I don't have a chief architect now, I have put the responsibility for software and solution architecture with the CTO, who has experience-centric product squads informed by solution and service design. What you would call architecture discussions are handled by a "council" (including Delivery and Infrastructure experts) that makes pragmatic decisions around the assembly, buy versus build, integration and inter-operation; but always in the context of: ‘does this improve customer experience'. Sure there are some technical enterprise architecture-like discussions, but the change means people speak less about TOGAF doctrine and more about outcomes.

When great service design and product design come together, it begs the question: what is the architecture doing for the business?

Cohen says of moving away from The Open Architecture Framework (TOGAF) and instead of having service design and user experience in each of the squads.

I would kill for more service and solution design people.

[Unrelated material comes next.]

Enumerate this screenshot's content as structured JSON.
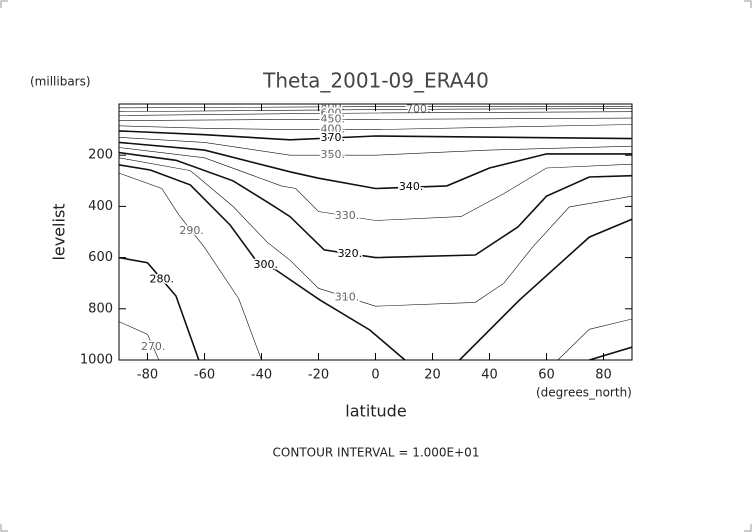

Cohen says, and Shaun Warner, Associate Director, Harvey Nash, a technology recruitment firm, says there is a growing demand for this skill set, however, he adds that, as with architects, there is:

A wide set of interpretations of what people mean by the phrase Service Design. The most interesting trend I see at present is around DesignOps. Organizations are growing at a significant pace, and there is an uptick in the need to bring in transformation leaders to focus on how to scale their design processes. We see this as an opportunity to hire architects that do not come from a technical background, and this is creating more opportunity in the market to recruit from a wider pool of candidates.

James Thomas, CTO with the Wellcome Trust, a major medical research funding organization, has also found that team members with experience in design are challenging the technology team, and redesigning the conversation.

This will change the way that we deliver technology and digital services, and this change has been from one person with a different view being given access to the strategy and leadership.

Blueprint for the future

You need an expert to design things properly, so the key thing is to find the right shape and size of person for your organization and forget about the job title.

Coomer at S&A Group says of how organizations continue to grow in business and technological complexity. Architecture as a discipline will not be knocked down, but as with the technology that organizations use to deliver outcomes, the role may well become a service itself, powered up when required to ensure governance and integrity is planned into major changes such as a merger or transformation. But the days of the architect being a long standing member of the team may be passing, which in turn will lead to the role being increasingly focused on the skills and expertise they bring to bear at a point in time where they can deliver a valued architectural plan.